Announced by Finance Minister Arun Jaitley in the Budget for 2015-16, the merger is aimed to help streamline regulations and curb wild speculation in commodities market, while facilitating participation of domestic and foreign institutional investors and launch of new products such as options.
An official said the financial implications of the merger were still being assessed and had not been considered in Sebi’s Budget estimates for 2015-16.
Sebi will also have to acquire sufficient space for conducting FMC-related work. Recently, FMC had assessed a need for approximately 30,000 sq ft and the government had conveyed its approval for acquiring property, including one in the Air India building in Mumbai.

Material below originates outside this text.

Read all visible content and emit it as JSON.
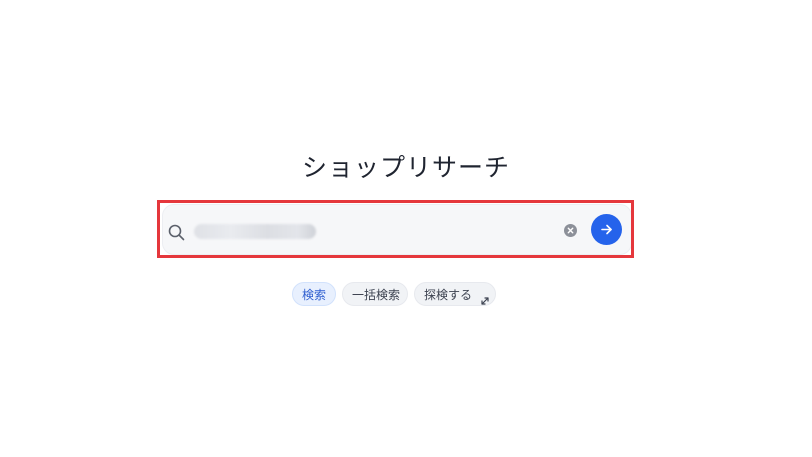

According to the finance Bill, Sebi will decide on the continuance of existing staff of FMC after merger. A request is being made to the government to extend the services of identified existing staff of FMC for three years.
"Further, if need arises, Sebi would also make outside recruitment to meet the requirement of experienced staff. Therefore, the Budget allocation being provided by government for the staff of FMC needs to be continued for the next 3-5 years before Sebi can generate extra resources to meet this cost," the proposal said.
Last month, Sebi had discussed the merger and the plan of action in this regard with Jaitley.
Mumbai-headquartered FMC was set up in 1953 under the Forward Contracts Regulation Act (FCRA) as a statutory body under the aegis of Consumer Affairs Ministry. It was brought under Finance Ministry in 2013.
Seeking to make FMC an autonomous body, the government had proposed amendments to FCRA in 2010 but the concerned bill could not be taken up in Parliament.